DRINK driver Neil Hunt tried to overturn his conviction and three-year ban by claiming police had ignored his needle phobia.

The 48-year-old said that despite providing a positive sample of breath, he was denied the opportunity of a laboratory sample as he was told it meant giving blood.

But Judge Tom Long-botham, sitting with two magistrates at Swindon Crown Court, found against him and rejected his appeal against a conviction for drink driving.

Hunt said he was driving home from the Milton Road Club where he was acting secretary early on June 24 last year when he was stopped.

After failing a roadside breath test, he was taken from Faringdon Road to Westlea police station where he was formerly breathalysed.

PC Stephen Harding, the arresting officer, told the court that he provided two samples, which had 42mg and 45mg of alcohol per 100ml of breath. The legal limit is 35mg.

But he said that as the readings were under 50mg Hunt was offered the opportunity of providing a sample for laboratory testing instead of the breath test result.

The officer told the court that he read out a standard form telling Hunt that a sample of blood or urine would be taken by a doctor.

Although it was up to the police to decide which to ask for, he told the defendant that if there was a medical reason for it being either blood or urine then the doctor would decide.

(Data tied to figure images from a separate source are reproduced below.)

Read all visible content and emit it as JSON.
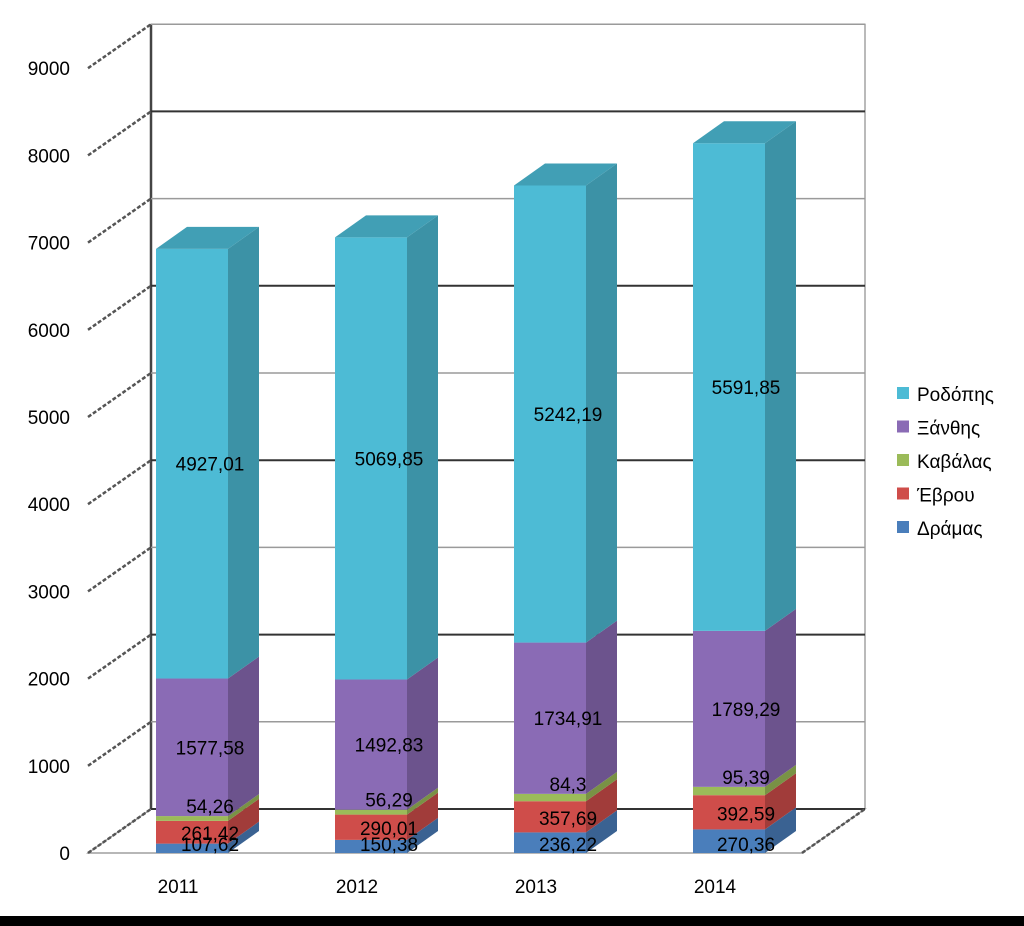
{
  "chart_data": {
    "type": "bar",
    "stacked": true,
    "three_d": true,
    "categories": [
      "2011",
      "2012",
      "2013",
      "2014"
    ],
    "series": [
      {
        "name": "Δράμας",
        "values": [
          107.62,
          150.38,
          236.22,
          270.36
        ],
        "labels": [
          "107,62",
          "150,38",
          "236,22",
          "270,36"
        ],
        "color": "#4A7EBB"
      },
      {
        "name": "Έβρου",
        "values": [
          261.42,
          290.01,
          357.69,
          392.59
        ],
        "labels": [
          "261,42",
          "290,01",
          "357,69",
          "392,59"
        ],
        "color": "#CF4D4A"
      },
      {
        "name": "Καβάλας",
        "values": [
          54.26,
          56.29,
          84.3,
          95.39
        ],
        "labels": [
          "54,26",
          "56,29",
          "84,3",
          "95,39"
        ],
        "color": "#9BBB59"
      },
      {
        "name": "Ξάνθης",
        "values": [
          1577.58,
          1492.83,
          1734.91,
          1789.29
        ],
        "labels": [
          "1577,58",
          "1492,83",
          "1734,91",
          "1789,29"
        ],
        "color": "#8A6BB5"
      },
      {
        "name": "Ροδόπης",
        "values": [
          4927.01,
          5069.85,
          5242.19,
          5591.85
        ],
        "labels": [
          "4927,01",
          "5069,85",
          "5242,19",
          "5591,85"
        ],
        "color": "#4DBBD5"
      }
    ],
    "yticks": [
      "0",
      "1000",
      "2000",
      "3000",
      "4000",
      "5000",
      "6000",
      "7000",
      "8000",
      "9000"
    ],
    "ylim": [
      0,
      9000
    ],
    "grid": true,
    "legend_position": "right"
  }
}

Under cross-examination, Hunt, representing himself, put it to the officer that he told him a needle phobia would not be an acceptable excuse at the police station, something PC Harding could not recall.

Giving evidence under oath from the witness box, Hunt said that he had been frightened of needles since childhood.

Hunt, of The Mountings, Wroughton, had denied a charge of driving with excess alcohol.

The court heard that Hunt was also banned from the road for drink driving in 1995, meaning the minimum disqualification is three years.

He was fined £110 with £364 costs from the initial hearing and a further £276 towards the costs of the appeal.